If you tend to drink coffee in the evening, or watch TV in bed before sleep, you might want to change these habits to maximize your chances of getting a restful sleep. If you’re not physically active, you could try choosing a sport you think you would enjoy doing and finally try it – at your own pace – so you can spend a little more energy during your day. It goes without saying that you should also consider better sleeping habits if you think they can contribute to worsen the problem.

Good sleep hygiene

The first option you should consider is to have an optimal sleep routine, which means that you should make sure that what you do before bed and during the day will naturally help promote sleep. Try to only go to bed when you feel sleepy. When you’re ready to go to bed, try to adopt a relaxing routine, which can include a nice bath or a massage by your partner and make sure the surroundings are conducive to sleep, with minimal distractions. Avoid eating right before bedtime, especially foods and beverages that may contain stimulants and try to exercise regularly (preferably in the morning or afternoon). You could also give a shot to relaxation techniques like yoga or meditation.

What if nothing works?

There might be something more complicated preventing you from sleeping than a simple change in habits and in that case, you should take time to determine which factor is impacting you and what you can do to improve the situation. If you feel like you are unable to tackle things alone, you can ask your doctor for advice.
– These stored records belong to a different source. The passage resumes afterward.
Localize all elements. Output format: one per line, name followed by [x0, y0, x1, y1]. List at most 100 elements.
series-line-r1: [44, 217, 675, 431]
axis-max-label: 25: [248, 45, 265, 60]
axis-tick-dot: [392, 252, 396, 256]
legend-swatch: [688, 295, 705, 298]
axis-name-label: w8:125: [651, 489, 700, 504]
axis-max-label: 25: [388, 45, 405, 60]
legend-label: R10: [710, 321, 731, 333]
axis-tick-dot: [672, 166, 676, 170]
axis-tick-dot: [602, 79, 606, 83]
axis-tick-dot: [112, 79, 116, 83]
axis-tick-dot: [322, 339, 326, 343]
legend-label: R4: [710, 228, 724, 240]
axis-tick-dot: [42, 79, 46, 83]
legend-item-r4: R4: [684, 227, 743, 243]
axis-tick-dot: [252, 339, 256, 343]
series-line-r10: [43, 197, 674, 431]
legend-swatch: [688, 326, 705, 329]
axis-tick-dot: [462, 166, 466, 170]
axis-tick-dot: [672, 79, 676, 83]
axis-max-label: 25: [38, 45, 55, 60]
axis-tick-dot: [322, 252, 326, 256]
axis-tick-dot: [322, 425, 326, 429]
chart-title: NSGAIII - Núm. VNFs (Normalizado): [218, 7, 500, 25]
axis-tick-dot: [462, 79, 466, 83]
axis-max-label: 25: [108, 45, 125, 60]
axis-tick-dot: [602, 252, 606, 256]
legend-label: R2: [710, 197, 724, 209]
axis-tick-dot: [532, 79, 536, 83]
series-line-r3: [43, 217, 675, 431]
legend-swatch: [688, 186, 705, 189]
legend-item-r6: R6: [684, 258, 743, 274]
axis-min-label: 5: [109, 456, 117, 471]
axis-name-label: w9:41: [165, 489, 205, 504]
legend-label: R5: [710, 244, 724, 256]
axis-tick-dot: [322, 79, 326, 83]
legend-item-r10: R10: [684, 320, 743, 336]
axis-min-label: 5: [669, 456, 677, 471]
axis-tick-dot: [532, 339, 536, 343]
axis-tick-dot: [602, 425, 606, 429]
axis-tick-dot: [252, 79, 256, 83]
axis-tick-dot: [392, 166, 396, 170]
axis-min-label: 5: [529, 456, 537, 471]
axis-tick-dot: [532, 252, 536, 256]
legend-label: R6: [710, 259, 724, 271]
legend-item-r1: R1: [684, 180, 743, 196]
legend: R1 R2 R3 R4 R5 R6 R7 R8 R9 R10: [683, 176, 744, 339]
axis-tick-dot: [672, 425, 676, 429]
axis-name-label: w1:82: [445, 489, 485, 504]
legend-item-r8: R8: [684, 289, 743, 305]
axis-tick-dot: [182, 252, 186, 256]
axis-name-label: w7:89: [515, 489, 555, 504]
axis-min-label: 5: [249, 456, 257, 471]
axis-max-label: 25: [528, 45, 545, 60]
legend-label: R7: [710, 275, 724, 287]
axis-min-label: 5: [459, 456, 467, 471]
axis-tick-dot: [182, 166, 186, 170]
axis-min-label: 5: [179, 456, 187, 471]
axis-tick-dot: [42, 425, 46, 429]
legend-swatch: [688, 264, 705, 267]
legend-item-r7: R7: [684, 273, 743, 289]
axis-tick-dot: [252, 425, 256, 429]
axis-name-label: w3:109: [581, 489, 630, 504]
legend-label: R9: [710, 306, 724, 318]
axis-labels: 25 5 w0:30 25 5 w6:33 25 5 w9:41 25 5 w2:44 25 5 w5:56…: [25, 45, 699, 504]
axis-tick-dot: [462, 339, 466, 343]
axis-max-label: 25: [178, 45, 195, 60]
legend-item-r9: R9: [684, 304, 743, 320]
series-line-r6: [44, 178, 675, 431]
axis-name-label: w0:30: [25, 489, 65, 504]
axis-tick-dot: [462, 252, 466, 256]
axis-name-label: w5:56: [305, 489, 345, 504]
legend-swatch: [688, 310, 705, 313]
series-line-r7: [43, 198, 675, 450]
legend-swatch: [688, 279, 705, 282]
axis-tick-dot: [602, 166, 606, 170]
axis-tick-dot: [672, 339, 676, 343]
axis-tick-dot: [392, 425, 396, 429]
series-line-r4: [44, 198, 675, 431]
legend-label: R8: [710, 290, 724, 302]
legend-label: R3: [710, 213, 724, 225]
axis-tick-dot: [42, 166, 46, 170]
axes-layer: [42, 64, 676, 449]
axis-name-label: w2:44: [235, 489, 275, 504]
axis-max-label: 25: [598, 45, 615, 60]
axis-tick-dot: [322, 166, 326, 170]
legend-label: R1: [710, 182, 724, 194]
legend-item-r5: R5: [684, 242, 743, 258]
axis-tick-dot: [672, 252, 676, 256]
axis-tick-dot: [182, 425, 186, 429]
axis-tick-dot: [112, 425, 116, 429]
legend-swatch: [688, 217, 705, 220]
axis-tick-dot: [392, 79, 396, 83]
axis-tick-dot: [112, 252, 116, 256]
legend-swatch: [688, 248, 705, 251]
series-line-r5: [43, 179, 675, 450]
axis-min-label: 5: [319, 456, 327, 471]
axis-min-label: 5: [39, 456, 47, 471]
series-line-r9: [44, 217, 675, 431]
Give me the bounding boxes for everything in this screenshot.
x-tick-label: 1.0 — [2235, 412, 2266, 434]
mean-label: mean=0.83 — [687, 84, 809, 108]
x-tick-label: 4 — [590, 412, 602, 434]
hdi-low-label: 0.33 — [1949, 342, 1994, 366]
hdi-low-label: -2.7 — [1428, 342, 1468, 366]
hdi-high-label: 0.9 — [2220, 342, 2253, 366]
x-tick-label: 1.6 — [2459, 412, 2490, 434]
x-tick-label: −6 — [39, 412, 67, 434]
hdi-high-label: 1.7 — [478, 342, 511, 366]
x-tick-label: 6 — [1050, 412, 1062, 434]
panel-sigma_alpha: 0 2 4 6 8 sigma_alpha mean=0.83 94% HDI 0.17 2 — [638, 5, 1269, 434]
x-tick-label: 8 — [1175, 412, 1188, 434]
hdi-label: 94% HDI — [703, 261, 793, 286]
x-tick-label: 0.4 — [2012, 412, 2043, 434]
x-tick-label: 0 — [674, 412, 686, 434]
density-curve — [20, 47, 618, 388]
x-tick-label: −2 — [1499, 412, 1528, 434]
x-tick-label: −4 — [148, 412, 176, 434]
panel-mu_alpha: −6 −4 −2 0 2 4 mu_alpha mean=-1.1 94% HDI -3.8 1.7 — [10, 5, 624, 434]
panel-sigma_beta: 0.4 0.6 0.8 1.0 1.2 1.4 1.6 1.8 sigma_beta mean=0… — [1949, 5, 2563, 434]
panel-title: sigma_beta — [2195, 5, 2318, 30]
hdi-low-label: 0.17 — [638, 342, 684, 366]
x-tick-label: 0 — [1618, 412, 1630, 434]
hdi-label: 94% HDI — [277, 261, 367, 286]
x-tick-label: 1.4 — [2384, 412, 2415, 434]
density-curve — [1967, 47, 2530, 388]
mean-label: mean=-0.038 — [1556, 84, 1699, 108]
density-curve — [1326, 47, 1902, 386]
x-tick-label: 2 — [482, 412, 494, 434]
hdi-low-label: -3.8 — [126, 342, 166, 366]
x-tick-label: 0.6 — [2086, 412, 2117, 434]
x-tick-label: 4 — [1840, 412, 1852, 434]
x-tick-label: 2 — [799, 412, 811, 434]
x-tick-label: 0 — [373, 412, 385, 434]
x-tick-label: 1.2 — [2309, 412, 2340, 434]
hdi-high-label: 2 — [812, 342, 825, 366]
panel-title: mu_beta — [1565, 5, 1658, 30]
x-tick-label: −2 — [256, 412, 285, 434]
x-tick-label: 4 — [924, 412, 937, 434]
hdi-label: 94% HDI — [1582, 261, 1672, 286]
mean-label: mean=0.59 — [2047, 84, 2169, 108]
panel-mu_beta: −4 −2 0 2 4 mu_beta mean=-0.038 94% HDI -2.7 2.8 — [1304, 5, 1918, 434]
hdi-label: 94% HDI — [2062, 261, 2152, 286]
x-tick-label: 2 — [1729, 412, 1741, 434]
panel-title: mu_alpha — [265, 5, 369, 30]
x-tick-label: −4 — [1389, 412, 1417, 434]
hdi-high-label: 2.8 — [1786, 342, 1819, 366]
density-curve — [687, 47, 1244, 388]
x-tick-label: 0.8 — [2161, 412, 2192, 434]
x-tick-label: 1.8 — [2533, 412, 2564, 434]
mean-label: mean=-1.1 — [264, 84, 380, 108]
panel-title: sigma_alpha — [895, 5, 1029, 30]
If may be that he could help you by suggesting solutions you wouldn’t have thought of yourself. Often, putting the finger on what is bothering us will contribute to making the insomnia disappear.

It could be that your doctor will eventually suggest some medicine to help you sleep that is safe to take during pregnancy if you are suffering from too little sleep. The important thing is to keep an open dialogue with him since he will be able to reassure you over most of your fears and apprehensions caused by the arrival of your baby and guide you on the best approach to take to help you finally sleep through the night!